Siguió haciéndome preguntas como, por ejemplo, si esa había sido la única vez en que nos habíamos visto. Le dije que no, que un día había venido dispuesto a reencontrarme con él en esta misma relojería pero que fue el día en el que sufrió la aparatosa caída desde la estantería. Lugo de seguir así por un corto tiempo, me hizo lo que sería la pregunta más importante: “¿por qué me robaste a mi esposa?” Le contesté fielmente que ella me había llamado tiempo atrás pero que yo no me sentía capaz de entrar a verla. También le comenté que sí, me había llamado la atención desde que la vi con él, pero que no era más que vana e irresistible atracción (como me sucede muy a menudo con muchas personas). Me preguntó que cómo estaba ella, que si lo extrañaba, le dije que jamás había visto a una mujer más tranquila de irse conmigo y que, por supuesto, lo extrañaba y a sus hijos y nietos también.

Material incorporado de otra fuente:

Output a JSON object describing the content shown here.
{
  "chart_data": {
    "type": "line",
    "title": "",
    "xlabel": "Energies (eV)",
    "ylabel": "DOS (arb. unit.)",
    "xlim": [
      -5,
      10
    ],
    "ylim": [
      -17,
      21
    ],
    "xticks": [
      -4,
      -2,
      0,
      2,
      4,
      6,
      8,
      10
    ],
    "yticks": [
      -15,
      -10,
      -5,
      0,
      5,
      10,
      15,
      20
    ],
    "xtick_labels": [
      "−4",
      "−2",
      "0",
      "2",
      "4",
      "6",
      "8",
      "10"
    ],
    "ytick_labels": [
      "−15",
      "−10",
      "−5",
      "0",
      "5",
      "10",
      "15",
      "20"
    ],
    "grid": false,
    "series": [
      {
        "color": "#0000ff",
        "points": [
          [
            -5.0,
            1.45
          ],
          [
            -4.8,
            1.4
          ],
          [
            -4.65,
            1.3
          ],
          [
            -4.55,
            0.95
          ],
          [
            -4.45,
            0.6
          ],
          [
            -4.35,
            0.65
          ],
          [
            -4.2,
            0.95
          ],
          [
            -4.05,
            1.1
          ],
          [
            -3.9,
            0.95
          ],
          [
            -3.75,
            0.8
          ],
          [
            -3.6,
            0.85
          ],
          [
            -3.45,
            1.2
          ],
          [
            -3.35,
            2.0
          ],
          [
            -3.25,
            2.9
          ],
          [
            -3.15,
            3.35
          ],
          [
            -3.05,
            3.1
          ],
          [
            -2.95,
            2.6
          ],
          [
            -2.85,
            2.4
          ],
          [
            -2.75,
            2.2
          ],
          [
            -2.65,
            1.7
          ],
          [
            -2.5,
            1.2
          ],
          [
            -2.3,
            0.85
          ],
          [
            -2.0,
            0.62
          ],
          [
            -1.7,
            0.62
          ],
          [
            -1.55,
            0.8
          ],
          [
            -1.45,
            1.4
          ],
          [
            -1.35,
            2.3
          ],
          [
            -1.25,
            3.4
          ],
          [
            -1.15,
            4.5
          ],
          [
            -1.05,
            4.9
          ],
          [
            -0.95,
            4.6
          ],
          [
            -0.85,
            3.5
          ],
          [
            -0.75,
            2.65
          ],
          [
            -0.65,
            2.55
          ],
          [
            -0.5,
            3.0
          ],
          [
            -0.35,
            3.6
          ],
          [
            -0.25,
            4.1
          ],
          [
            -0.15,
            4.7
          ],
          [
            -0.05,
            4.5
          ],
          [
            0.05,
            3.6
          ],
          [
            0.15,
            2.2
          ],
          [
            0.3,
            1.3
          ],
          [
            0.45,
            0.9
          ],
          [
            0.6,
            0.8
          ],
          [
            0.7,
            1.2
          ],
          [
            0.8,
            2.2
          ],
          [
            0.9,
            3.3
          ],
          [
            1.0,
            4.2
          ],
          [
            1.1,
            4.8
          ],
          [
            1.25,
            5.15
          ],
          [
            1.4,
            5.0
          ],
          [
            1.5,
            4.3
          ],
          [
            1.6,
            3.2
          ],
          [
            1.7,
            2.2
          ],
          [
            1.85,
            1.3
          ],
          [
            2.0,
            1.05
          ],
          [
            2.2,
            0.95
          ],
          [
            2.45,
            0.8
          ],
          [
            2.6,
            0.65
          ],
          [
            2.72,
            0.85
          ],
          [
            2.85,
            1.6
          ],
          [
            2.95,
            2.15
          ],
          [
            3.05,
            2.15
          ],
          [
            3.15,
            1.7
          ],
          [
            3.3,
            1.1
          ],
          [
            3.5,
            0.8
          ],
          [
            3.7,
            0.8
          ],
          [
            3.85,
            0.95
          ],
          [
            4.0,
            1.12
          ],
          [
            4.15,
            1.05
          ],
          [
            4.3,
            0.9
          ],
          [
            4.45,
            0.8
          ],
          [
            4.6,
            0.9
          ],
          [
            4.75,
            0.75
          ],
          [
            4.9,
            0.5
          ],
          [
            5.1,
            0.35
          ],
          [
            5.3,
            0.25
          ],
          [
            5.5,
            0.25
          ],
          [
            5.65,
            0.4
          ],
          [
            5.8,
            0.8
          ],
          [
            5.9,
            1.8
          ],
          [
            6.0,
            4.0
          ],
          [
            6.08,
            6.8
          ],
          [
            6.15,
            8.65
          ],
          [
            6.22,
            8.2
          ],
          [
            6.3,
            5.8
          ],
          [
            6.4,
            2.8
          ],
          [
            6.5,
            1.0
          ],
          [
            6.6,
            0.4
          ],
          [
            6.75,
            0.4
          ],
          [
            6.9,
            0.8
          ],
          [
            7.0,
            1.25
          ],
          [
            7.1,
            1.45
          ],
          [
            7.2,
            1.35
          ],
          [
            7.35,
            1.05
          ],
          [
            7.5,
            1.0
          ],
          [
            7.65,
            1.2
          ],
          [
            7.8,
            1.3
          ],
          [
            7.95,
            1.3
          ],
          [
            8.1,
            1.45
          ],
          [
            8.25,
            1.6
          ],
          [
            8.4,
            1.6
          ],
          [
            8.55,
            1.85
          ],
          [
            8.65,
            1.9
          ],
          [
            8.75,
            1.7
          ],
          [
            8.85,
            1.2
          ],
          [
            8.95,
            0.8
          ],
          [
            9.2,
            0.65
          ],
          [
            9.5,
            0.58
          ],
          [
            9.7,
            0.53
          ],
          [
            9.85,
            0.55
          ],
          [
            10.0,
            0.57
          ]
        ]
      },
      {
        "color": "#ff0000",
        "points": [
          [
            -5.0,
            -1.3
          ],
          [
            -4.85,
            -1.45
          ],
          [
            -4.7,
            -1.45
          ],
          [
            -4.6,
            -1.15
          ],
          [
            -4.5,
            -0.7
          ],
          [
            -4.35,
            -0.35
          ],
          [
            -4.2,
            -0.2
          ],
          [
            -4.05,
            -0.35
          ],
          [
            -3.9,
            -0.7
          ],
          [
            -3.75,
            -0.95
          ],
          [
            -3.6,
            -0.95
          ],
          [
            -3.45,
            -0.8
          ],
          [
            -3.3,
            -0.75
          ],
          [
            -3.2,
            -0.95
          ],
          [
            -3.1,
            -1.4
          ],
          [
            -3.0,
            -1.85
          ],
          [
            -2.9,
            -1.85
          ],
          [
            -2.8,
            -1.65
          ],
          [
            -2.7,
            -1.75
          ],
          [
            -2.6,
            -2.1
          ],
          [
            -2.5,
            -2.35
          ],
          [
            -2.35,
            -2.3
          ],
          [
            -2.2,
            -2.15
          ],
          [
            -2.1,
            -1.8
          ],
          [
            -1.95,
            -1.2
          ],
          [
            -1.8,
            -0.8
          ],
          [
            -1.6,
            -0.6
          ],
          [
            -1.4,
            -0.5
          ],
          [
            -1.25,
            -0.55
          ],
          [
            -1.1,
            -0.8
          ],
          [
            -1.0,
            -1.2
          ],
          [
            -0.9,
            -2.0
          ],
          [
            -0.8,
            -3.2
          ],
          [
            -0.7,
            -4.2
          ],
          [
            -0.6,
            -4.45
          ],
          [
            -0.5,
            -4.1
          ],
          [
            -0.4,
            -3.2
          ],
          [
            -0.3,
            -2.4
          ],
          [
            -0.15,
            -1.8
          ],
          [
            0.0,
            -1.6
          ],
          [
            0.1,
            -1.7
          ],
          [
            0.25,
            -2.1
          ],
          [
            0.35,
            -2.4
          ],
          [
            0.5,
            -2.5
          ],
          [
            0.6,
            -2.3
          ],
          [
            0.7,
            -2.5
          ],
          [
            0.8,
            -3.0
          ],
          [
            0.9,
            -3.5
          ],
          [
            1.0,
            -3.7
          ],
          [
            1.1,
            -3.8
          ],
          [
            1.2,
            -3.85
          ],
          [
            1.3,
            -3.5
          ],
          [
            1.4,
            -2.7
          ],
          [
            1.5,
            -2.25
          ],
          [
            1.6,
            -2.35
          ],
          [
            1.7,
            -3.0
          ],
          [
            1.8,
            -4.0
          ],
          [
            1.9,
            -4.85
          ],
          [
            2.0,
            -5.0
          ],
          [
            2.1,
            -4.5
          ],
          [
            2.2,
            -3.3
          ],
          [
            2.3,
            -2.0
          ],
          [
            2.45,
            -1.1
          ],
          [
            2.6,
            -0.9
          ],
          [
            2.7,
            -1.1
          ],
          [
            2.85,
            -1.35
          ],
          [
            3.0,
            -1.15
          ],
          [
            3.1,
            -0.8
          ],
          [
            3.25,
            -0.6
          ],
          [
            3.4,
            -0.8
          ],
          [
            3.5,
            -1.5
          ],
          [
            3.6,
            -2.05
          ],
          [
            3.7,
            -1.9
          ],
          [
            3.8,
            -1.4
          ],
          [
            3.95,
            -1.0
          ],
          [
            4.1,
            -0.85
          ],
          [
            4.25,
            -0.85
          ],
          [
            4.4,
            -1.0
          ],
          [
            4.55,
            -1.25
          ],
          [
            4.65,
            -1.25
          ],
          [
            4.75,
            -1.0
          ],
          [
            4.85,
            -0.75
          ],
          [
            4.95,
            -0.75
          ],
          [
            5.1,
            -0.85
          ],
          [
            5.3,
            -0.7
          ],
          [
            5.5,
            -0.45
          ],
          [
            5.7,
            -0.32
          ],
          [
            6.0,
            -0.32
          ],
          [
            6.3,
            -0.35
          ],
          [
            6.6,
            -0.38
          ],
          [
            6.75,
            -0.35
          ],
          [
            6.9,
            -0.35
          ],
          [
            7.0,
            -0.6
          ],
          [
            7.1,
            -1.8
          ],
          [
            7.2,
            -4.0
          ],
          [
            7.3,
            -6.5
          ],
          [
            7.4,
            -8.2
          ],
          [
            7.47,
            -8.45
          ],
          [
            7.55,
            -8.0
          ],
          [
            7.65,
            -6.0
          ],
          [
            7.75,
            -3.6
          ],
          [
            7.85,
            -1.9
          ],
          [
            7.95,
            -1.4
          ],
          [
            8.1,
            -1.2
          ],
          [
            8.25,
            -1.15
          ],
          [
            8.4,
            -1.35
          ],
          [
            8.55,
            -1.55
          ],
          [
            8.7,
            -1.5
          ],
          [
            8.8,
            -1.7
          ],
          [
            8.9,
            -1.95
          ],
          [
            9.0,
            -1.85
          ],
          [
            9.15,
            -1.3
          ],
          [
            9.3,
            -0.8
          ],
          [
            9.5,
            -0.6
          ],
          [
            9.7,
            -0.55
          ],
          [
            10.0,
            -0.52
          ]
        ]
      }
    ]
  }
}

Pero que lo que más echaba de menos era esta relojería; que anhelaba aquellos momentos en donde él fungía como maestro y le enseñaba a reparar, barnizar o colocar correas a los relojes. Que también no olvidaba su tonta costumbre de meterse las piezas de los relojes entre los labios mientras los arreglaba. En fin, le narré cada uno de los recuerdos que ella, y muchas otras personas, me platican cuando van conmigo. Durante ese breviario de anécdotas, su cara se transformaba al nombrar cada una de esas experiencias: sonrió, lloró, recordó y reflexionó todo ese tiempo compartido.
Por último, secándose las lágrimas, me pidió, por favor, que si podría llevarlo conmigo, para encontrarse con su esposa. Le comenté que por eso había venido a su relojería; aun así, me tomé el atrevimiento (en realidad fue una consideración de mi parte ya que no se me permite) de preguntarle si estaba seguro de esta petición, que pensara en sus hijos o seres queridos, pero me comentó que, afortunadamente, sus hijos tenían una vida completa y feliz y que, además, él ya estaba grande y cansado; pero sus ojos, en general todo su rostro, lleno de esperanza me daban la respuesta: quería ir, no hay más. Cuando por fin le tendí la mano, delicadamente, se quitó su reloj, lo colocó en su escritorio y le dije que, si quería, se lo podía llevar consigo, me dijo, alegre, que no, que él sabía que ha donde íbamos el tiempo no importaba.